Nouveau lillois ? Voici quelques conseils pour votre arrivée !

Par

Tiphanie
Ça nous est à tous arrivé. On arrive à Lille chargé d’a priori sur la météo, le chômage, la bière, et on se frotte un peu les yeux les premiers jours. Le Nord n’a strictement rien à voir avec l’image que beaucoup s’en font, et on le découvre assez rapidement. Pour autant, il faut savoir quelques petites choses.
Chaque quartier a sa spécialité. On va à Solférino-Massena pour ses happy hours pas chers et ses nuits de fête qui ne prennent fin que lorsqu’il fait jour. On va dans le Vieux-Lille pour bien manger et bien boire. On va à Wazemmes pour faire le marché le dimanche matin et manger un poulet rôti avec les mains à la terrasse d’un café. On va rue de Béthune pour s’acheter des fringues et manger un sandwich au canard. On va à la gare Saint-Sauveur pour les apéromix du jeudi soir, pour voir une expo gratuite et jouer aux cartes au Bistrot de la Halle A. On court et se détend à la Citadelle et au bois de Boulogne qui l’entoure. La place du Général-de-Gaulle ? Personne ne connait. Ici, on dit Grand-Place. Et c’est là qu’on se donne rendez-vous, à la fontaine, sous le regard de la déesse.
On ne demande pas un demi, on demande ce qu’il y a en pression. Et un préjugé démonté : ici, la bière est un joyau régional, mais pas pour les raisons que le reste du pays nous prête. Parce que c’est un produit que des gens passionnés savent particulièrement bien faire, c’est tout. Un genre de produit du terroir qui fait à peu près l’unanimité. Vous allez découvrir tout un tas de bières différentes, des belges comme des nordistes, et comme moi au début vous vous forcerez à vous faire un palais. La pils à 5% coupée au sirop de pêche, c’est une hérésie, ici. Et chaque bar se fait un devoir de proposer une sélection particulièrement pointue. Donc demandez le menu, et si vous êtes perdu, tournez vous vers le barman, il sait de quoi il parle.
On goûte aux plats régionaux. On vous conseille de tester au moins une fois un estaminet. Il y en a une pelletée dans le Vieux-Lille, et tous proposent welch, potjevleesch, waterzoï et autres carbonnades flamandes. C’est sûr que ce n’est pas de la haute gastronomie, mais c’est du bon manger souvent pas cher qui réchauffe le cœur. Et lors d'une virée sur la côte pour découvrir la mer du nord, succombez aux délicieuses croquettes aux crevettes... Un délice dont personne ne connait la recette !

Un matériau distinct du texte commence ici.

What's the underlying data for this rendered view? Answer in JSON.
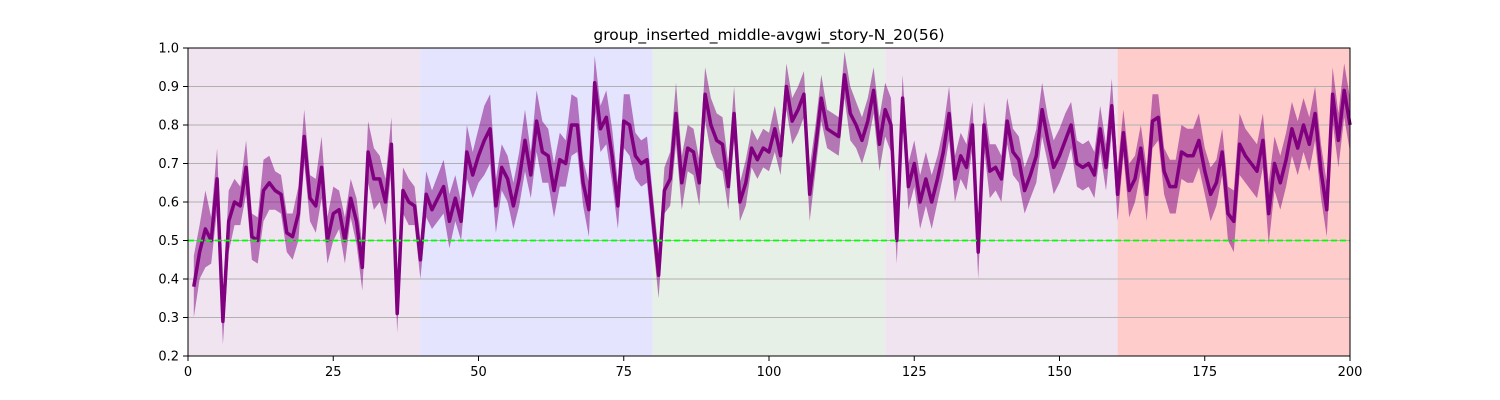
{
  "chart_data": {
    "type": "line",
    "title": "group_inserted_middle-avgwi_story-N_20(56)",
    "xlabel": "",
    "ylabel": "",
    "xlim": [
      0,
      200
    ],
    "ylim": [
      0.2,
      1.0
    ],
    "xticks": [
      0,
      25,
      50,
      75,
      100,
      125,
      150,
      175,
      200
    ],
    "yticks": [
      0.2,
      0.3,
      0.4,
      0.5,
      0.6,
      0.7,
      0.8,
      0.9,
      1.0
    ],
    "grid": "horizontal",
    "legend": "none",
    "colors": {
      "line": "#800080",
      "band": "#800080",
      "reference": "#00ff00"
    },
    "background_regions": [
      {
        "x0": 0,
        "x1": 40,
        "color": "#f0e4f0"
      },
      {
        "x0": 40,
        "x1": 80,
        "color": "#e4e4ff"
      },
      {
        "x0": 80,
        "x1": 120,
        "color": "#e6f0e6"
      },
      {
        "x0": 120,
        "x1": 160,
        "color": "#f0e4f0"
      },
      {
        "x0": 160,
        "x1": 200,
        "color": "#ffcccc"
      }
    ],
    "reference_line": {
      "y": 0.5,
      "style": "dashed"
    },
    "series": [
      {
        "x_start": 1,
        "x_step": 1,
        "values": [
          0.38,
          0.47,
          0.53,
          0.5,
          0.66,
          0.29,
          0.55,
          0.6,
          0.59,
          0.69,
          0.51,
          0.5,
          0.63,
          0.65,
          0.63,
          0.62,
          0.52,
          0.51,
          0.57,
          0.77,
          0.61,
          0.59,
          0.69,
          0.5,
          0.57,
          0.58,
          0.5,
          0.61,
          0.55,
          0.43,
          0.73,
          0.66,
          0.66,
          0.6,
          0.75,
          0.31,
          0.63,
          0.6,
          0.59,
          0.45,
          0.62,
          0.58,
          0.61,
          0.64,
          0.55,
          0.61,
          0.55,
          0.73,
          0.67,
          0.72,
          0.76,
          0.79,
          0.59,
          0.69,
          0.66,
          0.59,
          0.66,
          0.76,
          0.67,
          0.81,
          0.73,
          0.72,
          0.63,
          0.71,
          0.7,
          0.8,
          0.8,
          0.65,
          0.58,
          0.91,
          0.79,
          0.82,
          0.72,
          0.59,
          0.81,
          0.8,
          0.72,
          0.7,
          0.71,
          0.56,
          0.41,
          0.63,
          0.66,
          0.83,
          0.65,
          0.74,
          0.73,
          0.65,
          0.88,
          0.8,
          0.76,
          0.75,
          0.64,
          0.83,
          0.6,
          0.65,
          0.74,
          0.71,
          0.74,
          0.73,
          0.79,
          0.72,
          0.9,
          0.81,
          0.84,
          0.88,
          0.62,
          0.74,
          0.87,
          0.79,
          0.78,
          0.77,
          0.93,
          0.83,
          0.8,
          0.76,
          0.81,
          0.89,
          0.75,
          0.84,
          0.8,
          0.5,
          0.87,
          0.64,
          0.7,
          0.6,
          0.66,
          0.6,
          0.66,
          0.73,
          0.83,
          0.66,
          0.72,
          0.69,
          0.8,
          0.47,
          0.8,
          0.68,
          0.69,
          0.66,
          0.81,
          0.73,
          0.71,
          0.63,
          0.67,
          0.72,
          0.84,
          0.76,
          0.69,
          0.72,
          0.76,
          0.8,
          0.7,
          0.69,
          0.7,
          0.67,
          0.79,
          0.69,
          0.85,
          0.62,
          0.78,
          0.63,
          0.66,
          0.74,
          0.62,
          0.81,
          0.82,
          0.68,
          0.64,
          0.64,
          0.73,
          0.72,
          0.72,
          0.76,
          0.68,
          0.62,
          0.65,
          0.73,
          0.57,
          0.55,
          0.75,
          0.72,
          0.7,
          0.68,
          0.76,
          0.57,
          0.7,
          0.65,
          0.71,
          0.79,
          0.74,
          0.8,
          0.75,
          0.83,
          0.68,
          0.58,
          0.88,
          0.76,
          0.89,
          0.8
        ],
        "band_halfwidth": [
          0.08,
          0.07,
          0.1,
          0.06,
          0.08,
          0.06,
          0.08,
          0.06,
          0.05,
          0.07,
          0.06,
          0.06,
          0.08,
          0.07,
          0.05,
          0.05,
          0.05,
          0.06,
          0.07,
          0.07,
          0.06,
          0.07,
          0.08,
          0.06,
          0.07,
          0.05,
          0.06,
          0.05,
          0.06,
          0.06,
          0.08,
          0.08,
          0.06,
          0.06,
          0.07,
          0.05,
          0.06,
          0.06,
          0.05,
          0.05,
          0.06,
          0.05,
          0.06,
          0.07,
          0.07,
          0.06,
          0.05,
          0.07,
          0.06,
          0.07,
          0.09,
          0.09,
          0.07,
          0.06,
          0.06,
          0.06,
          0.07,
          0.08,
          0.06,
          0.08,
          0.08,
          0.07,
          0.07,
          0.07,
          0.06,
          0.08,
          0.07,
          0.06,
          0.07,
          0.07,
          0.06,
          0.07,
          0.07,
          0.06,
          0.07,
          0.08,
          0.06,
          0.06,
          0.06,
          0.06,
          0.06,
          0.06,
          0.07,
          0.08,
          0.07,
          0.06,
          0.06,
          0.06,
          0.07,
          0.07,
          0.07,
          0.07,
          0.06,
          0.07,
          0.05,
          0.06,
          0.05,
          0.05,
          0.05,
          0.05,
          0.06,
          0.05,
          0.06,
          0.06,
          0.06,
          0.06,
          0.07,
          0.06,
          0.06,
          0.05,
          0.05,
          0.05,
          0.06,
          0.07,
          0.06,
          0.06,
          0.06,
          0.06,
          0.07,
          0.07,
          0.07,
          0.06,
          0.06,
          0.06,
          0.06,
          0.07,
          0.07,
          0.07,
          0.06,
          0.06,
          0.07,
          0.06,
          0.06,
          0.06,
          0.06,
          0.07,
          0.06,
          0.07,
          0.06,
          0.06,
          0.06,
          0.06,
          0.06,
          0.06,
          0.06,
          0.07,
          0.07,
          0.06,
          0.07,
          0.07,
          0.07,
          0.06,
          0.06,
          0.06,
          0.06,
          0.06,
          0.06,
          0.06,
          0.07,
          0.07,
          0.06,
          0.07,
          0.06,
          0.06,
          0.07,
          0.07,
          0.06,
          0.06,
          0.07,
          0.07,
          0.07,
          0.07,
          0.07,
          0.07,
          0.06,
          0.07,
          0.06,
          0.06,
          0.07,
          0.08,
          0.08,
          0.07,
          0.07,
          0.07,
          0.07,
          0.08,
          0.07,
          0.07,
          0.07,
          0.07,
          0.07,
          0.07,
          0.07,
          0.07,
          0.07,
          0.07,
          0.07,
          0.07,
          0.07,
          0.07
        ]
      }
    ]
  }
}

Ne cherchez pas de friteries dans le centre de Lille. Il n’y en a que deux dans la ville : la friterie Meunier sur la Grand Place et l'autre sur l'esplanade de la gare Lille-europe, c’est l’espèce de gros truc blanc qui ne ressemble pas vraiment à un camion. Quand vous sortez du train, vous ne pouvez pas la louper ! Donc voilà, pour les friteries, il va falloir aller partout ailleurs dans la région. Ce n’est pas pour autant qu’on ne mange pas de frites à Lille, bien au contraire. C’est ici un peu l’équivalent du riz en Asie : un aliment de base qui se marie avec absolument tout. Et comme les Lillois sont de fins connaisseurs de la pomme de terre frite, peu d’établissements osent servir des frites surgelées. La qualité avant tout.
On ne sort pas sans sa petite laine et son parapluie. C’est un conseil qui va alimenter la mauvaise réputation de la région, mais c’est une réalité. Vous pouvez vous lever sous un soleil radieux et vous prendre une "drache" (expression du nord pour désigner une pluie torrentielle) dantesque sortie de nulle part dans l’heure qui suit. Au pire, vous portez une veste et un parapluie qui ne vous serviront à rien. Au mieux, vous serez vraiment très heureux d’avoir pensé à vous équiper si tout d’un coup c’est l’hiver.